Ein großes Thema während seiner Geiselnahme war die Zeit. Christophe André berichtete, dass die ersten Stunden anders verlaufen, als die nachfolgenden. Zuerst hatte er die Hoffnung, befreit zu werden. Mit der Zeit verschwand diese Hoffnung. Allerdings durfte er sie nicht verlieren. Er musste sich überzeugen, dass die Rettung länger dauert. Es passiere leicht, dass man das Gefühl für Zeit verliert bzw. dass man sie auf eine andere Art wahrnimmt. Weil jegliche Bezugspunkte fehlen, muss man selbst das Datum im Kopf haben und die Tage bewusst zählen, erklärte er. An einem Tag in Gefangenschaft passiert nicht viel. Man läuft im Zimmer auf und ab, bekommt etwas zu essen, kann aber nicht kommunizieren. Was bleibt, sind die Gedanken. Erinnerungen an Gelesenes, Gesehenes, Erlebtes können die Tage etwas verkürzen. Wie konnte Delisle das Empfinden der Zeit in seinem Comic vermitteln? Er hätte „2 Wochen später“ schreiben können und hätte sich einige der 430 Seiten sparen können, aber es war ihm wichtig, dass der Leser die Zeit spürt. So reihen sich ähnliche Bilder über die Seiten aneinander. Der Großteil der Geschichte spielt sich ja in dem einen Zimmer ab. Es wird Nacht. Es wird Tag. Jede bevorstehende Nacht ruft Angst hervor, jeder Morgen bringt die Erleichterung, dass nichts Schlimmes geschehen ist, erzählte André. Zu den größeren Veränderungen beim Zeichnen gehörte, dass Christophe André nach ca. 300 Seiten ein T-Shirt bekommen hat und Delisle ihn nicht mehr mit freiem Oberkörper zeichnen musste. Delisle hat für dieses Buchprojekt seinen Stil leicht verändert. Seine Zeichnungen sind realistischer und enthalten mehr Details. Und ,it seinem Humor hat er sich zurückgehalten, weil die Geschichte es so gefordert hat. Er hat mit wenigen Effekten gearbeitet und war minimalistisch geblieben, um das Erlebte rüberzubringen, ohne daraus einen Hollywoodfilm zu machen.

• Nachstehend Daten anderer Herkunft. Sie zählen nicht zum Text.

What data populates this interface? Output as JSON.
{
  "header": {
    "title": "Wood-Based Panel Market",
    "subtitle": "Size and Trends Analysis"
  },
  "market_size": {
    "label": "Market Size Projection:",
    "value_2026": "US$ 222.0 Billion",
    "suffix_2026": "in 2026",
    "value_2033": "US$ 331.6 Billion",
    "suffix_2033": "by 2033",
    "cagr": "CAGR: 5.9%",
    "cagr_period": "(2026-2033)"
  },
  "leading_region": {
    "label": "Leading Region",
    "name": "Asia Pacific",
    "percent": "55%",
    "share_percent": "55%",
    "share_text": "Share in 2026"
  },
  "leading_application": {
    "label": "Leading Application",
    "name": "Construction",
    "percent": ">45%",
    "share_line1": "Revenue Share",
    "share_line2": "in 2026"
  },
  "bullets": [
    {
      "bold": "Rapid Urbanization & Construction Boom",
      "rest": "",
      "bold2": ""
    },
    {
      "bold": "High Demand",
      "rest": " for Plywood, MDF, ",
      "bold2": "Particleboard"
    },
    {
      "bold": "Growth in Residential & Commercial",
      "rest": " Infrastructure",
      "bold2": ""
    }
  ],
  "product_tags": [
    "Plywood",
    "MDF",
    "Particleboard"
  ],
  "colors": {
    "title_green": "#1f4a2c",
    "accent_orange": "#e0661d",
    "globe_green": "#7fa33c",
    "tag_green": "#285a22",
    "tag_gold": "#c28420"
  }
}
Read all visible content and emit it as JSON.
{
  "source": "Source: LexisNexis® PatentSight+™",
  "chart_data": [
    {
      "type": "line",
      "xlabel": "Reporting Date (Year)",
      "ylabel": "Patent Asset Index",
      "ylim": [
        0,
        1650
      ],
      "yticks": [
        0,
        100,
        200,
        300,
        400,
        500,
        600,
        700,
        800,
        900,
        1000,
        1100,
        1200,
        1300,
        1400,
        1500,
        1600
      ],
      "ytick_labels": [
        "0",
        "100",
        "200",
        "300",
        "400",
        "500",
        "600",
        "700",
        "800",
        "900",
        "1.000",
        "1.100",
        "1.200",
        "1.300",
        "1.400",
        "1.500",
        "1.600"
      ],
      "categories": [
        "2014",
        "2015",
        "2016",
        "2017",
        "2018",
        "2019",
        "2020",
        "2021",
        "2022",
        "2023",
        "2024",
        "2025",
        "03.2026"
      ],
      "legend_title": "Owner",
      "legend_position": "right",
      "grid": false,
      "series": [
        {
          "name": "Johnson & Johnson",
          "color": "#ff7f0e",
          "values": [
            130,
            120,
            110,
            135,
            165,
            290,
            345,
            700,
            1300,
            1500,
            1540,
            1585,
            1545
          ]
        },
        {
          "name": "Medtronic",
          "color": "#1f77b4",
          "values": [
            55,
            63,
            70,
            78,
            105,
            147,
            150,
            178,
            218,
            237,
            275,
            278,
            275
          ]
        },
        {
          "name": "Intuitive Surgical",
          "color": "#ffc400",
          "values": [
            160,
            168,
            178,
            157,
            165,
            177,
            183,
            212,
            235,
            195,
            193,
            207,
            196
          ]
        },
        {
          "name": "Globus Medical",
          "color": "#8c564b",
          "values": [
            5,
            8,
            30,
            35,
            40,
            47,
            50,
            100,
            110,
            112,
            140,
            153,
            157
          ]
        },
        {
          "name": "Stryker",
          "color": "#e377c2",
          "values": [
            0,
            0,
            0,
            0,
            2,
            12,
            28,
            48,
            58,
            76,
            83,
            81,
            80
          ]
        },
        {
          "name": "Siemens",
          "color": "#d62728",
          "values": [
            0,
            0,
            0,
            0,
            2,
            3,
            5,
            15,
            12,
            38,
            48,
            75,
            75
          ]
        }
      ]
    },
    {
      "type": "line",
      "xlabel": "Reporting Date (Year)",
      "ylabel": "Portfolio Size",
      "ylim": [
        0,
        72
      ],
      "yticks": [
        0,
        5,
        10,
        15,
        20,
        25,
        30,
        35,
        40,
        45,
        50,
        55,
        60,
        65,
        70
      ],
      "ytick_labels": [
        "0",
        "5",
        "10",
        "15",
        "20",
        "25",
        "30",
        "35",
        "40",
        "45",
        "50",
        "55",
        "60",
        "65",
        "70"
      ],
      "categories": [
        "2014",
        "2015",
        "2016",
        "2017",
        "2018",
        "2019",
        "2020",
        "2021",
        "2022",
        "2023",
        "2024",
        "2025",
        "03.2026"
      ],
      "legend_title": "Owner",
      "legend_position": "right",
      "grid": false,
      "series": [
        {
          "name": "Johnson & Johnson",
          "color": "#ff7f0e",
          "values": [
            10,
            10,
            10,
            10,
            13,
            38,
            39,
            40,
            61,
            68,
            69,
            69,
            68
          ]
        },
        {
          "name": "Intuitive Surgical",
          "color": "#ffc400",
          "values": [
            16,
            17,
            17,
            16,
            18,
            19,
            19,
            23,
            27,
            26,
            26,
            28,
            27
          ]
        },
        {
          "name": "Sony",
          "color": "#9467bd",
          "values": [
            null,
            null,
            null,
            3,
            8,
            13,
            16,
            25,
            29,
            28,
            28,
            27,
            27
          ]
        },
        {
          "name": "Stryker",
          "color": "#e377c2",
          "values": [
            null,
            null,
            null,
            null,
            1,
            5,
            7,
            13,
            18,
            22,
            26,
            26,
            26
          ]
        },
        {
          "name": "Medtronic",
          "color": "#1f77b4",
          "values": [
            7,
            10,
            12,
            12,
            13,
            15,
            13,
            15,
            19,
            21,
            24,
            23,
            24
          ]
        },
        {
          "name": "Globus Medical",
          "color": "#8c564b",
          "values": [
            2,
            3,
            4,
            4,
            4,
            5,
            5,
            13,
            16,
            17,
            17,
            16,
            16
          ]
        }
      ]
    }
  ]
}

Nach den Reportagecomics Aufzeichnungen aus Jerusalem, Aufzeichnungen aus Birma und Pjöngjang, alle bei Reprodukt erschienen, liegt nun auch Geisel in der deutschen Ausgabe vor. Heike Drescher hat den Text aus dem Französischen übersetzt. Das Buch war zuerst beim Verlag Dargaud in Frankreich mit dem Titel S‘enfuir. Récit d‘un otage erschienen. Seitdem wurde es ins Spanische, Deutsche und Niederländische übersetzt. Weitere Ausgaben, z.B. auf Englisch, folgen.
Christophe André kehrte nach seiner Flucht zu seiner Familie nach Frankreich zurück. Nach einer Auszeit meldete er sich wieder bei Ärzte ohne Grenzen und ging nach Laos. Das, was er durchlebt hat, dient ihm heute, schwierige Situationen zu meistern. Die negativen Dinge, so sagte er, vergesse man mit der Zeit und so erzählte er vor vielen Jahren Guy Delisle von seiner Geiselnahme. Und so beginnt das Buch, mit einer Szene, die André und Delisle an einem Tisch sitzend zeigt. André erzählt und Delisle zeichnet es mit einem Aufnahmegerät auf.